For him, the song does not remain the same
On the Richter scale of rock, Led Zeppelin's seismic impact measures at least a 10. True, their influence on "Spinal Tap's" rock spoof scores an 11, but strip away Zeppelin's ridiculous Stonehenge stage sets and triple-necked guitars and you're left with an enduring body of music whose sales and legacy have been surpassed only by the Beatles.
It would have been easy, then, for Robert Plant to trade on his former band's glories since the band's demise in 1980. Instead, the vocalist has pursued a forward-looking solo career - summarized on a new two-disc retrospective, "'66 to Timbuktu" (Atlantic) - in which he has striven never to repeat himself. As part of that ethos, he's also resisted multimillion-dollar offers to reform Led Zep.

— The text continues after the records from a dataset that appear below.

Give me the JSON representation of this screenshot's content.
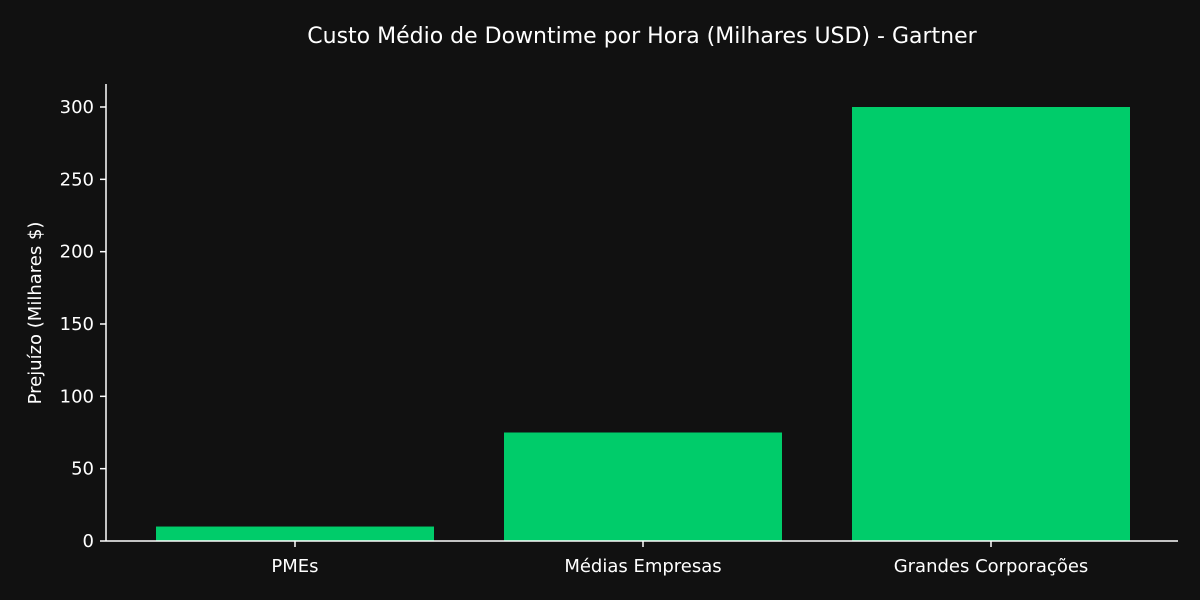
{
  "chart_data": {
    "type": "bar",
    "title": "Custo Médio de Downtime por Hora (Milhares USD) - Gartner",
    "xlabel": "",
    "ylabel": "Prejuízo (Milhares $)",
    "categories": [
      "PMEs",
      "Médias Empresas",
      "Grandes Corporações"
    ],
    "values": [
      10,
      75,
      300
    ],
    "ylim": [
      0,
      315
    ],
    "yticks": [
      0,
      50,
      100,
      150,
      200,
      250,
      300
    ],
    "grid": false,
    "bar_color": "#00CC6A",
    "background_color": "#111111",
    "text_color": "#FFFFFF",
    "axis_color": "#FFFFFF"
  }
}
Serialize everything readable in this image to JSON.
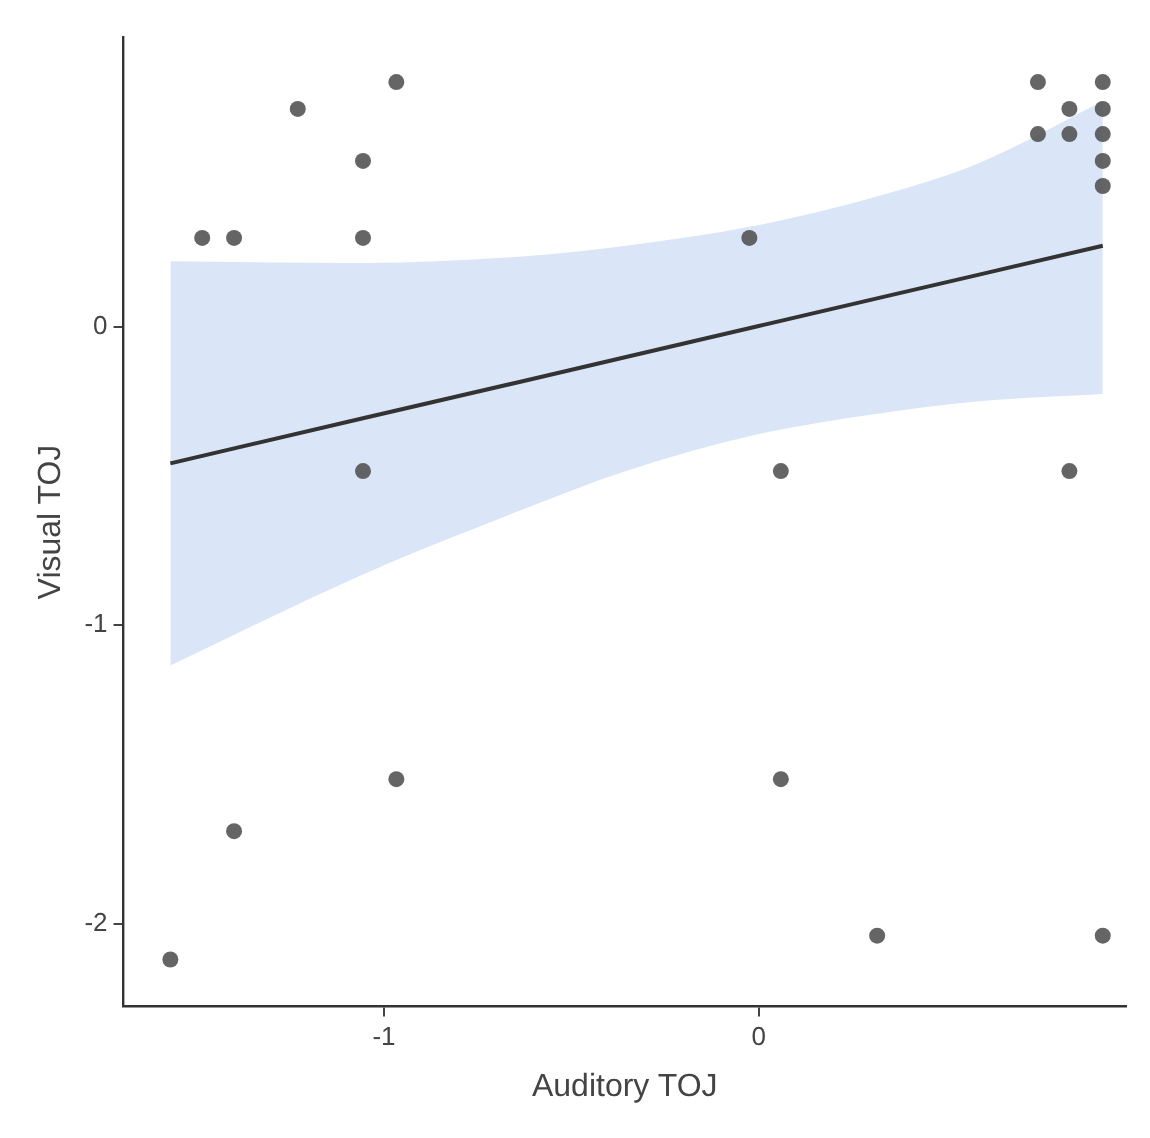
{
  "chart_data": {
    "type": "scatter",
    "xlabel": "Auditory TOJ",
    "ylabel": "Visual TOJ",
    "xlim": [
      -1.695,
      0.98
    ],
    "ylim": [
      -2.277,
      0.968
    ],
    "xticks": [
      -1,
      0
    ],
    "yticks": [
      -2,
      -1,
      0
    ],
    "grid": false,
    "legend": false,
    "marker": "circle",
    "series": [
      {
        "color": "#4d4d4d",
        "x": [
          -1.57,
          -1.485,
          -1.4,
          -1.4,
          -1.23,
          -1.056,
          -1.056,
          -1.056,
          -0.967,
          -0.967,
          -0.025,
          0.059,
          0.059,
          0.316,
          0.745,
          0.745,
          0.829,
          0.829,
          0.829,
          0.918,
          0.918,
          0.918,
          0.918,
          0.918,
          0.918
        ],
        "values": [
          -2.12,
          0.297,
          0.297,
          -1.69,
          0.729,
          0.555,
          0.297,
          -0.484,
          0.819,
          -1.516,
          0.297,
          -0.484,
          -1.516,
          -2.04,
          0.819,
          0.645,
          0.729,
          0.645,
          -0.484,
          0.819,
          0.729,
          0.645,
          0.555,
          0.471,
          -2.04
        ]
      },
      {
        "type": "line",
        "color": "#333333",
        "marker": "none",
        "line_style": "solid",
        "x": [
          -1.57,
          -1.056,
          -0.63,
          -0.354,
          0,
          0.327,
          0.588,
          0.918
        ],
        "values": [
          -0.458,
          -0.307,
          -0.183,
          -0.102,
          0.002,
          0.098,
          0.174,
          0.271
        ],
        "lower": [
          -1.135,
          -0.83,
          -0.613,
          -0.484,
          -0.36,
          -0.29,
          -0.25,
          -0.226
        ],
        "upper": [
          0.219,
          0.213,
          0.235,
          0.271,
          0.34,
          0.44,
          0.548,
          0.755
        ]
      }
    ]
  }
}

"An old pal of mine said, 'Hey, Robert, why do you keep turning your back on the obvious?' " says Plant in a phone interview. "Because I really love music. I don't like repetition and tedium. And he said, 'But remember, glory is fleeting, obscurity is forever.' I said, 'How much longer down the line have I to go on being either of those two conditions?' "
Plant's career has certainly vacillated between glory and obscurity. In 1998, for example, the man with the golden locks worthy of their own L'Oréal ad was selling out arenas. A year later, he found himself playing pubs, town halls, and even a zoo.
The aforementioned 1998 tour was Plant's second world tour with Jimmy Page. The vocalist had pressed the pause button on his solo career, which had already yielded five albums including "Now and Zen" (1988) and "Fate of Nations" (1993), to reunite with the Zeppelin guitarist.
Plant says that the pair weren't trying to cash in on Zep's fame. They were looking to create new and interesting music.
"The truth is that Jimmy and I did cut a collection of songs that weren't immediately commercial and didn't emulate Led Zep," recalls Plant. "We did what we'd always done, we moved along."
Page and Plant's 1998 album, "Walking Into Clarksdale," wasn't embraced by radio, or conservative audiences who looked to the duo for a nostalgic fix of the Zep days when Plant's exposed navel was more famous than Britney's.
"Here and there on that album were fantastic moments, but I had had enough of that whole idea, the great expectation," says Plant. "So I came back to the Welsh border and formed Priory of Brion, which was basically a supper act."
Priory of Brion, a band comprised of friends, spent a year quietly touring. For Plant - performing cover versions under the pseudonym "Johnny Volcano" - the anonymous Priory gigs were a chance for him to rediscover the joy of singing.
"It was the antithesis of what I'd just been doing prior to that," he says of playing restaurants in Shropshire while patrons dined on strawberries and cream. "I knew when stadium music had reached saturation point so it was just, in the end, some tired ritual. The communication with an audience and the will to create and to disturb and stimulate was at the beginning of my career, and it should be at where I was at at this point in my life."
To continue that mission, the singer convened a professional band and recorded 2002's "Dreamland," a rock album that melds delta and African blues. Over the past year, they've taken that sound from Russia to Mali's Festival in the Desert (a revelatory cut from that concert appears on "'66 to Timbuktu") to Oslo, where they played at the Nobel Prize ceremony on Wednesday. Next August, the singer says, he's likely to tour North America with Womad, a traveling world-music festival.
Before that, he has a "thunderous" album to finish. "It sounds a bit like a hip-hop version of 'Nobody's Fault but Mine.' No, no, that's not quite right," he says of the mischievous Zeppelin comparison. "It's just quite big-sounding and confident. And there's also a lot of acoustic stuff, which is trance-like and somewhere between 'Black Country Woman' and the best Malian pop."
"I want to make new music," says Plant, who says he ruefully looks at his peer group and wonders why few aspire to that goal anymore. "I want these fusions - you have to be very careful with that word - but the mélange of music. It's kept me feeling bouncy and wanting to keep going at it."